Call for the army to avoid too many blockages
Baggage handlers will also walk out at Heathrow airport in London, as will Eurostar security personnel from Friday and throughout the weekend according to the BBC. Here again, the British executive is forced to call on the army to avoid too many blockages. Military personnel should carry out security checks instead of border police officers.
The private sector is not spared, with the Unite union raising the threat of a strike at brewer Greene King and a shortage of beer for the holidays. At the heart of all these demands for better wages: inflation, which has reached more than 11%, fueled by energy prices, particularly under the effect of the Russian invasion of Ukraine.

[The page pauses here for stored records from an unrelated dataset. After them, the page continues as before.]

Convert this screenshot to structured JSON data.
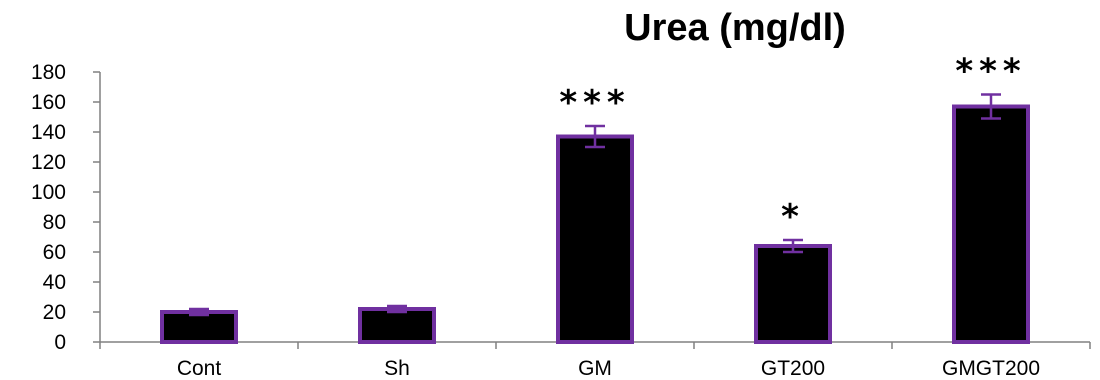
{
  "chart_data": {
    "type": "bar",
    "title": "Urea (mg/dl)",
    "xlabel": "",
    "ylabel": "",
    "ylim": [
      0,
      180
    ],
    "yticks": [
      0,
      20,
      40,
      60,
      80,
      100,
      120,
      140,
      160,
      180
    ],
    "ytick_labels": [
      "0",
      "20",
      "40",
      "60",
      "80",
      "100",
      "120",
      "140",
      "160",
      "180"
    ],
    "categories": [
      "Cont",
      "Sh",
      "GM",
      "GT200",
      "GMGT200"
    ],
    "values": [
      20,
      22,
      137,
      64,
      157
    ],
    "errors": [
      2,
      2,
      7,
      4,
      8
    ],
    "significance": [
      "",
      "",
      "***",
      "*",
      "***"
    ],
    "grid": false,
    "legend": "none",
    "colors": {
      "bar_fill": "#000000",
      "bar_edge": "#7030a0",
      "axis": "#808080"
    }
  }
}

Many of its workers have actually been on strike for several months. Already, the month of October had been marked by numerous mobilizations. The country also recorded the highest number of working days lost due to labor disputes that month in more than 10 years, according to official data released on Tuesday. Between June and October this year, more than 1.1 million working days were lost, according to ONS figures, the highest in five months since the early 1990s.
While some smaller disputes, mainly in the private sector, have been resolved, the government has so far refused to budge on public sector wages and is instead seeking to strengthen laws to make it harder for people in the workplace to strike. key sectors. Conservative Prime Minister Rishi Sunak, whose government is lagging in the polls, struck a tough tone and promised “tough new laws” to tackle the consequences of the strikes. The government says the wage increases demanded are unaffordable and that raising wages to match inflation would only make the problem worse. “Any action that risks embedding high prices in our economy will only prolong the pain for everyone and set back any prospect of long-term economic growth,” Finance Minister Jeremy Hunt said.